Business | Economy
RBI chief raises the pitch for balanced growth
India's central bank must balance growth and financial stability with price stability during the global market turmoil, even though it sees inflation easing from double digits by March, its chief said.
Mumbai: India's central bank must balance growth and financial stability with price stability during the global market turmoil, even though it sees inflation easing from double digits by March, its chief said.
Duvvuri Subbarao, the governor of Reserve Bank of India (RBI), said on Saturday it was still too early to assess how growth would develop in the fiscal year, beginning March 2009, as there was too much uncertainty due to the global crisis.
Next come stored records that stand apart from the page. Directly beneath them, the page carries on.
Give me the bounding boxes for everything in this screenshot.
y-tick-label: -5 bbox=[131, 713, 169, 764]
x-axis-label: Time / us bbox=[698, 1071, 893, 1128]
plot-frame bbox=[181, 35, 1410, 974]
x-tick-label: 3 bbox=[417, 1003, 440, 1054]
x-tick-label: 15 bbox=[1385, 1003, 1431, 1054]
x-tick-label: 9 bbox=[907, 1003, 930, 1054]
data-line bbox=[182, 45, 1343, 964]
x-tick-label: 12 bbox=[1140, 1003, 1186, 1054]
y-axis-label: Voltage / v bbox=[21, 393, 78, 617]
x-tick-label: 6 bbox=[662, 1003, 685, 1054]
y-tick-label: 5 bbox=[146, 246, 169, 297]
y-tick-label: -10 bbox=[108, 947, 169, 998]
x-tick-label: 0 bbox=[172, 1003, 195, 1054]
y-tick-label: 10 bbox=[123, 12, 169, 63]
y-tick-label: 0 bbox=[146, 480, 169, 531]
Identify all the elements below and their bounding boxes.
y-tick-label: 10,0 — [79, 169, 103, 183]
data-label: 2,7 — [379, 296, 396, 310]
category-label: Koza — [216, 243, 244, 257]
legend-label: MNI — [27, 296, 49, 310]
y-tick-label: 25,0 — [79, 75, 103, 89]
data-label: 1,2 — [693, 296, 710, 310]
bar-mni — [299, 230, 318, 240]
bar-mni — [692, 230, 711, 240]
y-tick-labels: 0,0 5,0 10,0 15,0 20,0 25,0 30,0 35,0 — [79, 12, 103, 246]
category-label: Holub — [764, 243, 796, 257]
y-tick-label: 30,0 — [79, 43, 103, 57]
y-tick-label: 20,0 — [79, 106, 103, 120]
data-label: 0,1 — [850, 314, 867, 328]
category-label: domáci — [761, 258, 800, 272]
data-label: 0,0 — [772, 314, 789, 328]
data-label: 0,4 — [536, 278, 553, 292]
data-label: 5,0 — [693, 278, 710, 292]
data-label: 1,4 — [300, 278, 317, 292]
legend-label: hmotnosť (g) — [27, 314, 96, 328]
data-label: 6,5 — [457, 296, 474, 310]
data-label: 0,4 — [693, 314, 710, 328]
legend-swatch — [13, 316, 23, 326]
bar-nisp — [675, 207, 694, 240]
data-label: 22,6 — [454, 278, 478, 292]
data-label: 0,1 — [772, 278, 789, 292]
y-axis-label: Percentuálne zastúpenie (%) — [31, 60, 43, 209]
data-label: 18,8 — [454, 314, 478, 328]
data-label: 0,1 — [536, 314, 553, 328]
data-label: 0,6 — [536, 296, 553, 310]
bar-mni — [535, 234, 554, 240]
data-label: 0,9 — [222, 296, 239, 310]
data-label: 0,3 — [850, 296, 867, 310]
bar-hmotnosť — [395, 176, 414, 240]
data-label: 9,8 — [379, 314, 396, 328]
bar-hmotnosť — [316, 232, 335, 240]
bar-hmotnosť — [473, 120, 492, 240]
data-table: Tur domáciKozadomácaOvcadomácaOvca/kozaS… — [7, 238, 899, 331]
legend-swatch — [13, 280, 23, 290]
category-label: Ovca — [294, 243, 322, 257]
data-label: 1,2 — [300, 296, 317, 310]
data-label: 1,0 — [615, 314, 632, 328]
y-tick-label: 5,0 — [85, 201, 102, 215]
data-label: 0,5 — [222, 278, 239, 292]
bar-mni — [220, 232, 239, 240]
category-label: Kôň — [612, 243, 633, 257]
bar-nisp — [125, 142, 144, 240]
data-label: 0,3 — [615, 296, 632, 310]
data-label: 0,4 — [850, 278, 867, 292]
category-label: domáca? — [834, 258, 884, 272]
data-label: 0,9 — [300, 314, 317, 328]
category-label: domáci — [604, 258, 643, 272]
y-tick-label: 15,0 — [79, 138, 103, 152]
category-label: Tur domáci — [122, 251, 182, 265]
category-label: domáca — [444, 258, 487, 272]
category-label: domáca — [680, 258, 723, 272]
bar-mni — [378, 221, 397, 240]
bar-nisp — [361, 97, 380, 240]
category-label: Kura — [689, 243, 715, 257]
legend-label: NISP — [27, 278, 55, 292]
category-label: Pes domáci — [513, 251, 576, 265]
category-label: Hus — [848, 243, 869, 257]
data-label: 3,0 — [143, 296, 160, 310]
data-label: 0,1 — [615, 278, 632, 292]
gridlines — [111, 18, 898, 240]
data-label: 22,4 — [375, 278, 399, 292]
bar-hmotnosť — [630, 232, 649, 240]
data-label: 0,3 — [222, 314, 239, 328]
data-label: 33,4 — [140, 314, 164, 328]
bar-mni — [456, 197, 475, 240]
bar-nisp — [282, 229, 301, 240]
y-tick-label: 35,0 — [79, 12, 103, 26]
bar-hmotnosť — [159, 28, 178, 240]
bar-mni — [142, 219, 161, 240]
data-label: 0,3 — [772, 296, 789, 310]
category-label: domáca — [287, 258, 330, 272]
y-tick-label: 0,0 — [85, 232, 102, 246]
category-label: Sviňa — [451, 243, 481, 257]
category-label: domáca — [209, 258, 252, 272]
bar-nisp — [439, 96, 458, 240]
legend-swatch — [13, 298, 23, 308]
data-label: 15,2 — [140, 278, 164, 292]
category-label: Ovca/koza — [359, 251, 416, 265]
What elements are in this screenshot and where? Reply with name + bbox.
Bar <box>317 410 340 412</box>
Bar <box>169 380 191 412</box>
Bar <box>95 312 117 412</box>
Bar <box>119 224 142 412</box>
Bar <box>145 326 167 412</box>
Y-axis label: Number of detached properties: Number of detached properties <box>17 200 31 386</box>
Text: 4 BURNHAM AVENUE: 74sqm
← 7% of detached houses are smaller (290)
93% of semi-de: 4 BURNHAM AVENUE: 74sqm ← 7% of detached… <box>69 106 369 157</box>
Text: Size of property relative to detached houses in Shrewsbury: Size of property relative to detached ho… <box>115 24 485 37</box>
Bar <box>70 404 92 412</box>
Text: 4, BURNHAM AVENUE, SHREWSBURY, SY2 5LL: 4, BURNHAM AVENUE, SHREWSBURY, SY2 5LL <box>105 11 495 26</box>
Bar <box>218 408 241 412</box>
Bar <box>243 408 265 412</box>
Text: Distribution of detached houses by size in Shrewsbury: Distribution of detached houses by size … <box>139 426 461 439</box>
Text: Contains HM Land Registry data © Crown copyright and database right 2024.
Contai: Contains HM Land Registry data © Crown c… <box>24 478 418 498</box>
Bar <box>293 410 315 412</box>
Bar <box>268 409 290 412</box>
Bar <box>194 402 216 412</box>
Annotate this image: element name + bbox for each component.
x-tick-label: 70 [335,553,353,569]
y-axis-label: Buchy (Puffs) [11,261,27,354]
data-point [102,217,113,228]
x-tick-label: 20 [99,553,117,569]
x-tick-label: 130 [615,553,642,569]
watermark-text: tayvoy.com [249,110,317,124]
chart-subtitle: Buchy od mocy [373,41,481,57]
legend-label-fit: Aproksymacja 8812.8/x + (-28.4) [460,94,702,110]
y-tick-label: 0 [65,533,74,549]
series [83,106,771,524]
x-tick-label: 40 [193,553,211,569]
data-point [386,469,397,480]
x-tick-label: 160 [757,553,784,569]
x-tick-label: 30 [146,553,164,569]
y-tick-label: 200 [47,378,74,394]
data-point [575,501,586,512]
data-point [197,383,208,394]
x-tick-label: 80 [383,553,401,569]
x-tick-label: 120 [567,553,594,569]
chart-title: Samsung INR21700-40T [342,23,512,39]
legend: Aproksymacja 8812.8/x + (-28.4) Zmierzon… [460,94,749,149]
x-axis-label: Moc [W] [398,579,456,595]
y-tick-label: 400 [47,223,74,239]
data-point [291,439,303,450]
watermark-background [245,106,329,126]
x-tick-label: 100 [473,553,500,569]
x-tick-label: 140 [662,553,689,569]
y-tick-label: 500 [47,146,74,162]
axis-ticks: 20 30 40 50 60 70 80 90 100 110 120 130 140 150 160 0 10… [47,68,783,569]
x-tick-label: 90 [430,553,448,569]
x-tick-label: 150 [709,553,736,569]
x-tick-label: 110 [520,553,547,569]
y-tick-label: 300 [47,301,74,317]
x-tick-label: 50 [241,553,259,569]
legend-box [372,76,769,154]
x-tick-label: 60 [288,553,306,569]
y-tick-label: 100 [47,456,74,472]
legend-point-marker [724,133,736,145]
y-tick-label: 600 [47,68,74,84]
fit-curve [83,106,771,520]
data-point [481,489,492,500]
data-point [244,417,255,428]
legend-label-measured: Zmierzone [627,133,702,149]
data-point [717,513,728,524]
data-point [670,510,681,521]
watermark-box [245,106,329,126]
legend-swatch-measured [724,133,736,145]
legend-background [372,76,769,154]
However, any moderation in growth would be modest, he added.
The RBI left all its key policy rates unchanged at a review on Friday, after cutting its main lending rate by 1 percentage point to 8.0 per cent in a surprise move last Monday.
The decision not to ease policy again at the end of the week disappointed India's bond and stock markets, with shares falling almost 11 per cent as the global market rout pummelled them.
Concerned about rising risks to growth, central banks across the globe - including the Federal Reserve, the European Central Bank and the People's Bank of China - cut their interest rates in a coordinated move earlier this month.
India's money markets seized up early this month as the global cash crunch spread. Subbarao said last Monday's rate cut was aimed at financial stability and the RBI was trying to strike a judicious balance between its objectives.
Asked why there was reluctance to take a pro-growth monetary stance when the central bank's own projections showed inflation would slow to an annual 7 per cent by March, he replied: "Because, as I said, we have got to balance growth, financial stability and price stability."
India's most widely watched inflation measure, the wholesale price index, rose to an annual rate of 12.91 per cent in August, but eased to 11.07 per cent earlier this month.
The messages from Friday's policy review were that banks must keep credit flowing and monitor credit quality and that the central bank would act when needed, he said.